Dr William Sanday i dr A.C. Headlam w „Międzynarodowym komentarzu krytycznym” twierdzą: „Chrzest symbolicznie przedstawia kilka rzeczy…pogrążanie – śmierć; zanurzenie pogrzeb (potwierdzenie śmierci); wynurzenie – zmartwychwstanie”.

Biskup Lightfoot z kościoła anglikańskiego w Durham: „Przez chrzest pod wodą zostaliście pogrzebani z Chrystusem dla starego ja” i słusznie zapytuje: „Jeśli chrztem jest zanurzenie, a zanurzenie wyraża zasadniczą część jego znaczenia, czy pokropienie lub oblanie może być chrztem?” – British Weekly, 1905.

Marcin Luter: „Wolałbym, by ci, którzy mają być chrzczeni, byli całkowicie zanurzani, zgodnie ze znaczeniem słowa i symbolem tego obrzędu”.

Jan Calvin: „Słowo chrzcić znaczy zanurzać. Pewnym jest, że zanurzanie było praktykowane przez dawny Kościół”.

Dr Tomasz Chalmers z wolnego kościoła Szkocji: „Pierwotnym znaczeniem słowa chrzest jest zanurzenie. Powszechną metodą za dni Apostołów było faktyczne zanurzenie pod wodą całego ciała”.

Profesor John Agar Beet, metodysta: „Z wczesnych pism z okresu po śmierci Apostołów dowiadujemy się, że normalną formą chrztu było zanurzenie”.

Baptist Noel z kościoła anglikańskiego, jeden z kapelanów królowej Wiktorii, powiedział: „Wierz, że rozważyłem każdy znaczący dowód, jaki kiedykolwiek został przedstawiony dla podtrzymania chrztu niemowląt jako dodatku, który najwyraźniej zajął miejsce chrztu wierzących w zborach chrześcijańskich; niezmiennie dochodziłem do wniosków, które wydają się być, przynajmniej dla mnie, pewnymi: okazuje się, że wyraźnie dowiedziono, iż po pierwsze, chrzest ustanowiony przez Chrystusa polega na zanurzeniu w wodzie; po drugie, zanurzenie to ma być wyznaniem wiary w Chrystusa”.

Whitley Stokes. L.L.D.: „Myślę, że źródła chrztu niemowląt przez chrześcijan należy szukać w folklorze, gdzie ten rodzaj chrztu był pierwotnie pogańskim obrzędem oczyszczenia, w którym, przynajmniej początkowo, uczestniczyła zarówno matka, jak i dziecko” (THE ACADEMY, tom XLIX).

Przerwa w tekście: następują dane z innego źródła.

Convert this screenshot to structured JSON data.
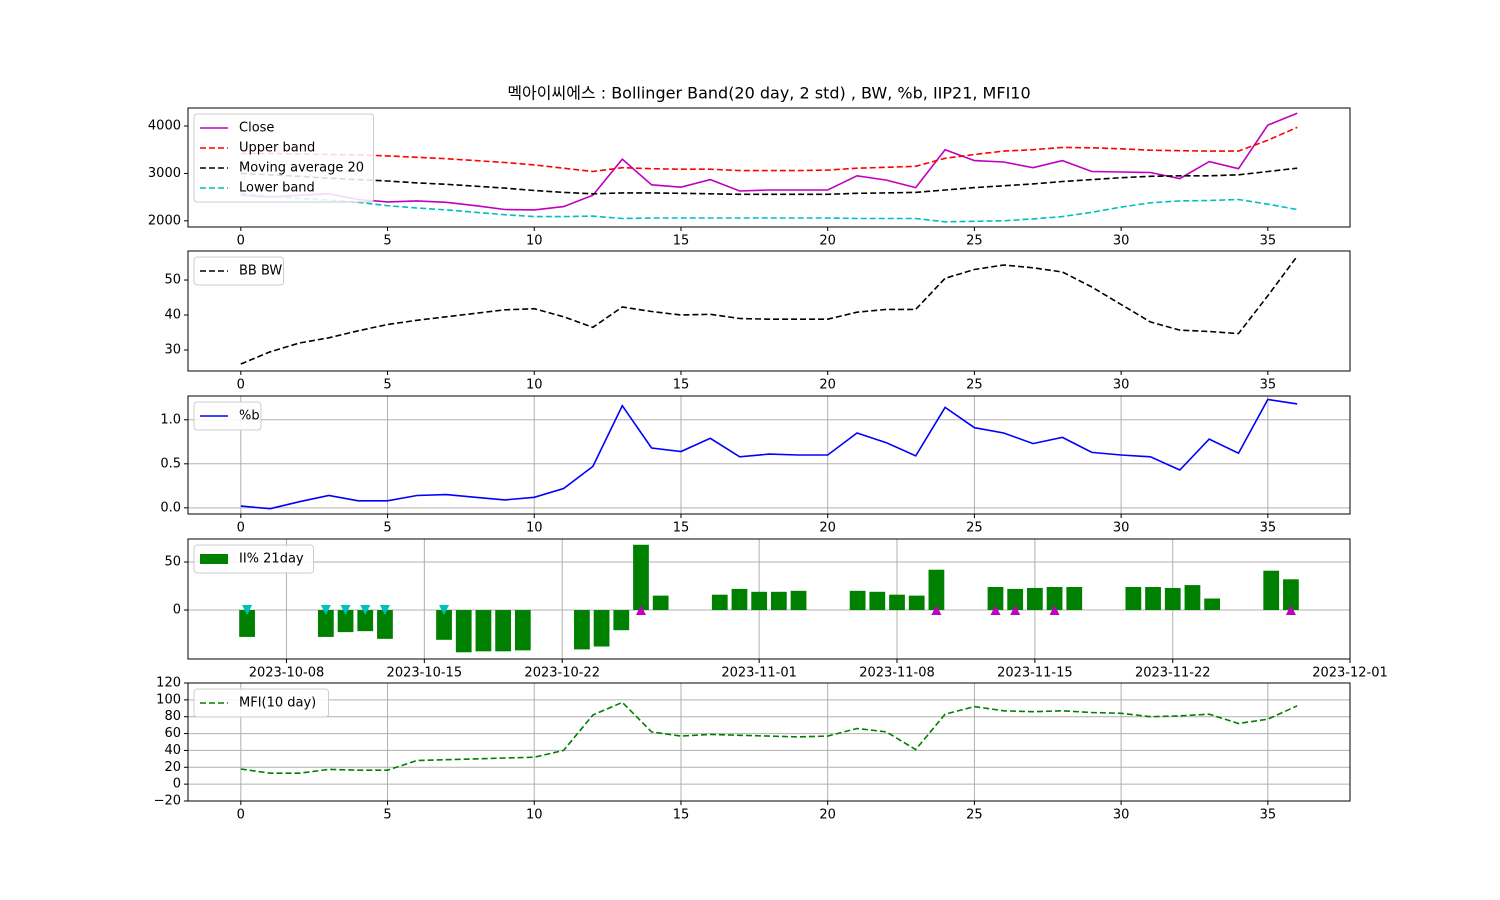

1. Russell Howden, B.D., pastor Southborough, przemawiając w Wielkiej Hali w Tunbridge Wells 5 kwietnia 1925 r. do publiczności złożonej m.in. ze znanych duchownych, powiedział: „Słowa każdego człowieka powinny być sprawdzone Słowem Bożym… Miał zamiar powiedzieć coś, co jak przypuszczał, nie byłoby uważane za nieuprzejme. Tym czymś był pogląd, że żadna inna herezja nie wyrządziła tyle szkody, co herezja o odrodzeniu w chrzcie. Ktoś mógł być ochrzczony wodą, nie będąc ochrzczony Duchem Świętym… Musimy pamiętać, że Chrystus umarł nie za tę lub tamtą grupę, lecz za bezbożnych; a być może regularni bywalcy kościołów potrzebowali Go tak samo, jak każdy z nich”.

Można by było podać wiele innych cytatów, ale napisałem już list dłuższy, niż zamierzałem, muszę więc prosić o wybaczenie.

Pozostaję . . . . . . . . . . , Jamajka. B.W.I.